Rivolgendosi a medici, infermieri e operatori della salute, Zuppi li ha ringraziati «di cuore» per «quello che fate, che significa anche ricerca, sistema, capacità di lavorare insieme, di cercare l’eccellenza. So quanto voi stessi trovate gioia vera nella cura, non solo nella guarigione», definendoli «“angeli” di speranza, che la danno e la ricevono» ma ricordando anche che «tutti lo siamo. L’amore non abbandona, ed è la vera cura che rende preziosa la vita». Una considerazione particolarmente vera in «questo Giubileo della Speranza» che «ci ricorda che siamo pellegrini alla ricerca di futuro, di vita, di luce».
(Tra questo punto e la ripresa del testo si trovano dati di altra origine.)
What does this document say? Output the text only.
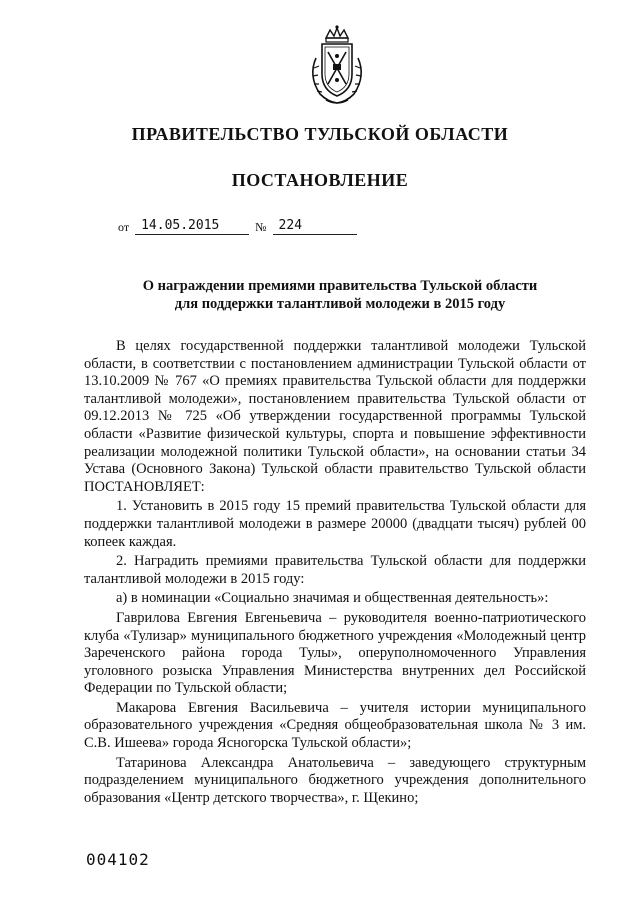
ПРАВИТЕЛЬСТВО ТУЛЬСКОЙ ОБЛАСТИ
ПОСТАНОВЛЕНИЕ
от 14.05.2015	№ 224
О награждении премиями правительства Тульской области
для поддержки талантливой молодежи в 2015 году

В целях государственной поддержки талантливой молодежи Тульской области, в соответствии с постановлением администрации Тульской области от 13.10.2009 № 767 «О премиях правительства Тульской области для поддержки талантливой молодежи», постановлением правительства Тульской области от 09.12.2013 № 725 «Об утверждении государственной программы Тульской области «Развитие физической культуры, спорта и повышение эффективности реализации молодежной политики Тульской области», на основании статьи 34 Устава (Основного Закона) Тульской области правительство Тульской области ПОСТАНОВЛЯЕТ:

1. Установить в 2015 году 15 премий правительства Тульской области для поддержки талантливой молодежи в размере 20000 (двадцати тысяч) рублей 00 копеек каждая.

2. Наградить премиями правительства Тульской области для поддержки талантливой молодежи в 2015 году:

а) в номинации «Социально значимая и общественная деятельность»:

Гаврилова Евгения Евгеньевича – руководителя военно-патриотического клуба «Тулизар» муниципального бюджетного учреждения «Молодежный центр Зареченского района города Тулы», оперуполномоченного Управления уголовного розыска Управления Министерства внутренних дел Российской Федерации по Тульской области;

Макарова Евгения Васильевича – учителя истории муниципального образовательного учреждения «Средняя общеобразовательная школа № 3 им. С.В. Ишеева» города Ясногорска Тульской области»;

Татаринова Александра Анатольевича – заведующего структурным подразделением муниципального бюджетного учреждения дополнительного образования «Центр детского творчества», г. Щекино;

004102
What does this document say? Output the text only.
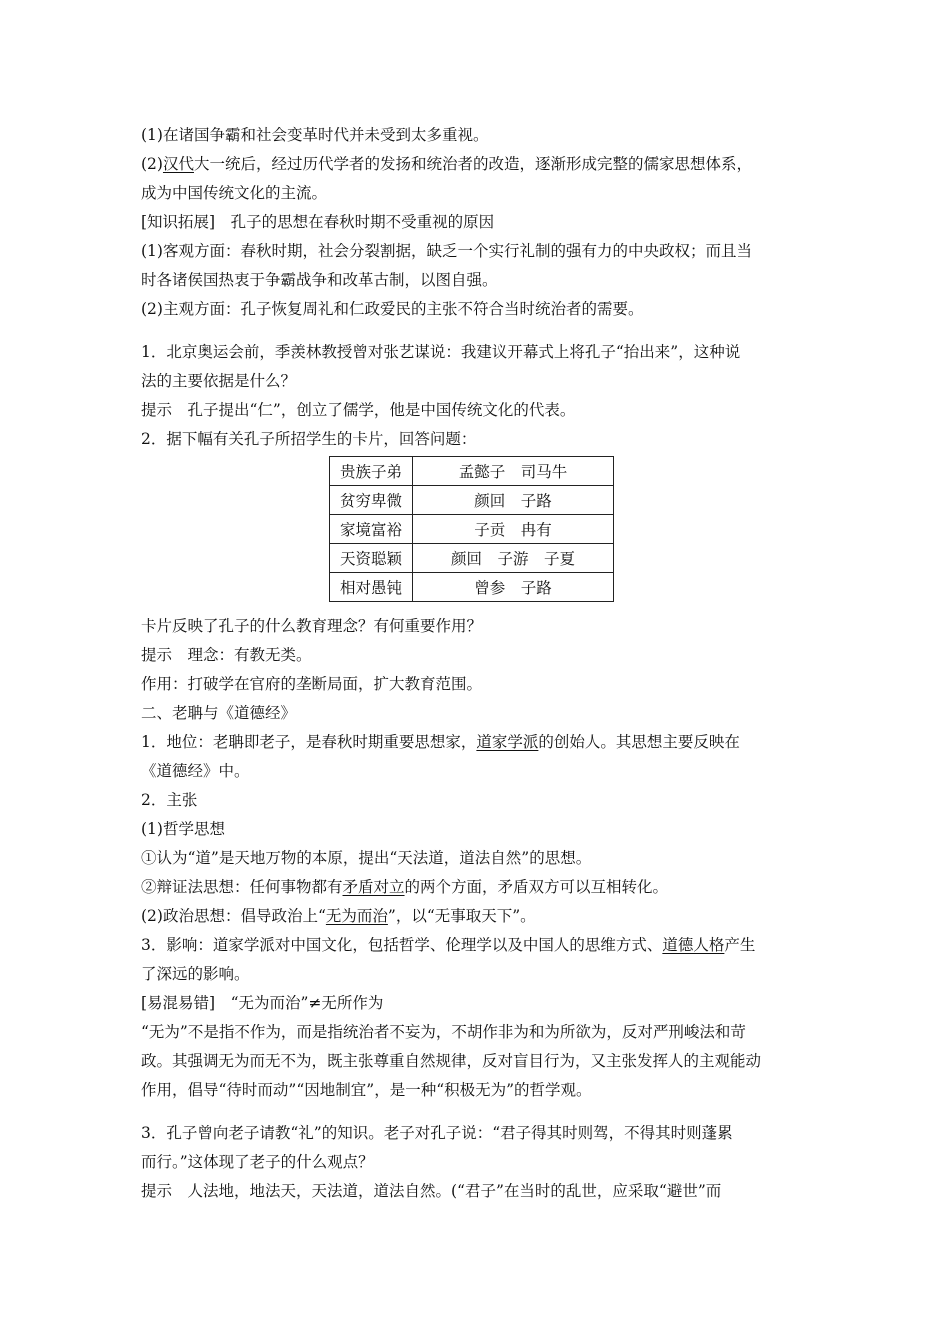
(1)在诸国争霸和社会变革时代并未受到太多重视。
(2)汉代大一统后，经过历代学者的发扬和统治者的改造，逐渐形成完整的儒家思想体系，
成为中国传统文化的主流。
[知识拓展]　孔子的思想在春秋时期不受重视的原因
(1)客观方面：春秋时期，社会分裂割据，缺乏一个实行礼制的强有力的中央政权；而且当
时各诸侯国热衷于争霸战争和改革古制，以图自强。
(2)主观方面：孔子恢复周礼和仁政爱民的主张不符合当时统治者的需要。
1．北京奥运会前，季羡林教授曾对张艺谋说：我建议开幕式上将孔子“抬出来”，这种说
法的主要依据是什么？
提示　孔子提出“仁”，创立了儒学，他是中国传统文化的代表。
2．据下幅有关孔子所招学生的卡片，回答问题：
贵族子弟	孟懿子　司马牛
贫穷卑微	颜回　子路
家境富裕	子贡　冉有
天资聪颖	颜回　子游　子夏
相对愚钝	曾参　子路
卡片反映了孔子的什么教育理念？有何重要作用？
提示　理念：有教无类。
作用：打破学在官府的垄断局面，扩大教育范围。
二、老聃与《道德经》
1．地位：老聃即老子，是春秋时期重要思想家，道家学派的创始人。其思想主要反映在
《道德经》中。
2．主张
(1)哲学思想
①认为“道”是天地万物的本原，提出“天法道，道法自然”的思想。
②辩证法思想：任何事物都有矛盾对立的两个方面，矛盾双方可以互相转化。
(2)政治思想：倡导政治上“无为而治”，以“无事取天下”。
3．影响：道家学派对中国文化，包括哲学、伦理学以及中国人的思维方式、道德人格产生
了深远的影响。
[易混易错]　“无为而治”≠无所作为
“无为”不是指不作为，而是指统治者不妄为，不胡作非为和为所欲为，反对严刑峻法和苛
政。其强调无为而无不为，既主张尊重自然规律，反对盲目行为，又主张发挥人的主观能动
作用，倡导“待时而动”“因地制宜”，是一种“积极无为”的哲学观。
3．孔子曾向老子请教“礼”的知识。老子对孔子说：“君子得其时则驾，不得其时则蓬累
而行。”这体现了老子的什么观点？
提示　人法地，地法天，天法道，道法自然。(“君子”在当时的乱世，应采取“避世”而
È in particolare nell’ospedale come «luogo di condivisione vera» che «ci si rende conto che siamo “angeli” di speranza. Vorrei – ha aggiunto il cardinale Zuppi – che la Chiesa fosse proprio questa madre che non lascia mai soli, che non abbandona, segno di speranza concreta. Le sofferenze possano trovare sollievo nella vicinanza di persone che visitano e nell’affetto ricevuto. Le opere di misericordia sono anche opere di speranza, che risvegliano nei cuori sentimenti di gratitudine».

Attorno alla malattia e al dolore oggi prevalgono però soluzioni pragmatiche, individualiste, sbrigative: «Il mondo – ha osservato l’arcivescovo di Bologna – non sa consolare perché scappa dalla fragilità, si accontenta di parole perché crede che la risposta sia capire o trovare una spiegazione a tutto, quando invece abbiamo bisogno di consolazione vera, che vuol dire protezione, sicurezza, senso, speranza. Chi è malato ha bisogno di luce nel buio, e di vicinanza in quel mistero che dà la vertigine così impenetrabile della vita». Vicinanza – parola chiave dell’omelia – significa non lasciar solo nessuno nella sua prova, mai: «La malattia porta con sé la solitudine e la rivela. Dio non ci lascia soli, e ci ama perché non ci sentiamo soli e non lasciamo soli. Le sofferenze degli ammalati possono trovare sollievo “nella vicinanza di persone che li visitano e nell’affetto che ricevono”», citazione di papa Francesco dalla bolla di indizione del Giubileo.

Piena di significato è, in questa chiave, la scelta di Zuppi di suggellare l’omelia con una intensa citazione di padre David Maria Turoldo: «Voi che credete, voi che sperate correte su tutte le strade, le piazze a svelare il grande segreto... Andate a dire ai quattro venti che la notte passa, che tutto ha un senso, che le guerre finiscono, che la storia ha uno sbocco, che l’amore alla fine vincerà l’oblio e la vita sconfiggerà la morte. Voi che l’avete intuito per grazia continuate il cammino, spargete la vostra gioia, continuate a dire che la speranza non ha confini». Il grande “segreto” mentre tutto attorno dice di “lasciar andare” è la gioia della cura. Ed è tutta un’altra logica.